Pendant la période concernée par ces rejets, la météorologie a été globalement favorable, les vents étant principalement dirigés vers l’océan pacifique. Toutefois, les 15 et 16 mars, ces rejets ont été orientés vers le nord-ouest du site, et, en raison à la fois des précipitations importantes ces jours là, et de très la faible altitude du panache radioactif, des dépôts radioactifs substantiels se sont produits dans un secteur de territoire s’étendant bien au-delà de la zone évacuée de 20 km autour du site, et même au-delà de la zone de mise à l’abri, entre 20 km et 30 km autour du site.
28 jours après l’accident, l’IRSN publiait une première carte proposant une estimation dosimétrique dans les territoires concernés par ces rejets. Malgré d’importantes incertitudes liées à l’époque à l’absence de résultats de mesure des dépôts radioactifs sur le terrain, cette carte montrait déjà que des mesures de gestion du risque radiologique seraient probablement nécessaires pour les populations habitant ces territoires, au-delà de la zone des 20 km.
66 jours après l’accident, soit le 16 mai, les autorités japonaises ont effectivement publié un plan d’évacuation des populations vivant dans certaines communes situées sous les rejets intervenus les 15 et 16 mars.
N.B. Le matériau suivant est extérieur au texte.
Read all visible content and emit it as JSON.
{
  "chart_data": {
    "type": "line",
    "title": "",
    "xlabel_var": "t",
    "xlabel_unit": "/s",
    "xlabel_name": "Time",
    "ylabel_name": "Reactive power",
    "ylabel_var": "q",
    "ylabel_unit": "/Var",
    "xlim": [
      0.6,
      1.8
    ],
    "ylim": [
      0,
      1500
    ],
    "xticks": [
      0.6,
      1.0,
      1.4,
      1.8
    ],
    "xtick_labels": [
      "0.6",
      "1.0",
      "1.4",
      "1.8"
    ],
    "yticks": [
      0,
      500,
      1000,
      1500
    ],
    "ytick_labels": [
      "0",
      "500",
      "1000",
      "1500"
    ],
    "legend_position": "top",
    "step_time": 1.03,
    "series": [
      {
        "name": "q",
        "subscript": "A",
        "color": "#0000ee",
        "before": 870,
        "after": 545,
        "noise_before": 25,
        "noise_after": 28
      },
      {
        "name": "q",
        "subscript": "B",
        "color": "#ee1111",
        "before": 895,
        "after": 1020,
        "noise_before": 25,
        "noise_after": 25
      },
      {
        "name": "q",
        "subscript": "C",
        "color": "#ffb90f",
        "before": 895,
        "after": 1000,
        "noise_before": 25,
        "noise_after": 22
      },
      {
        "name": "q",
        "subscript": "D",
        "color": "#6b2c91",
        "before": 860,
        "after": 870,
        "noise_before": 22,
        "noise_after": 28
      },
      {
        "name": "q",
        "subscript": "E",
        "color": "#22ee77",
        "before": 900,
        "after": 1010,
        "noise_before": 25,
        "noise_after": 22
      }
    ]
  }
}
Cette mesure intervient notamment sur la base de la cartographie des dépôts radioactifs publiée par le ministère japonais MEXT, et de la décision de principe de retenir une valeur de 20 mSv comme limite maximale admissible de la dose externe reçue du fait de ces dépôts au cours de la première année d’exposition.
Outre le fait que certaines parties prenantes contestent le bien fondé de ces décisions, l’IRSN s’est intéressé à ce que serait l’étude d’une recommandation aux autorités françaises en pareilles circonstances, puisque telle serait bien l’une des missions de l’Institut en situation d’accident radiologique sur le territoire national, selon les textes en vigueur.
L’IRSN rend ainsi public le rapport d’analyse de la situation radiologique au Japon qu’il a établi à cette même date du 16 mai 2011, sur la base des informations publiées par les autorités japonaises. Cette situation peut se résumer de la manière suivante, les conséquences de l’exposition de la population aux rejets radioactifs étant de deux natures très différentes.
L’exposition aux iodes radioactifs à courte demi-vie
Les doses à la thyroïde qui caractérisent les conséquences de cette exposition sont acquises, par inhalation ou du fait de la consommation de denrées alimentaires contaminées (lait frais, légumes feuilles,…) pour la plus grande part dans les quelques jours suivant le rejet, en raison de la courte période de l’iode 131 (8 jours).
Les seules mesures de limitation des doses consistent en la mise à l’abri ou l’éloignement préalable des populations pouvant être situées sous le rejet, la prise d’iode stable dans un délai aussi court que possible après le rejet (au maximum 24 heures après l’exposition), et l’élimination de la chaîne alimentaire des denrées contaminées.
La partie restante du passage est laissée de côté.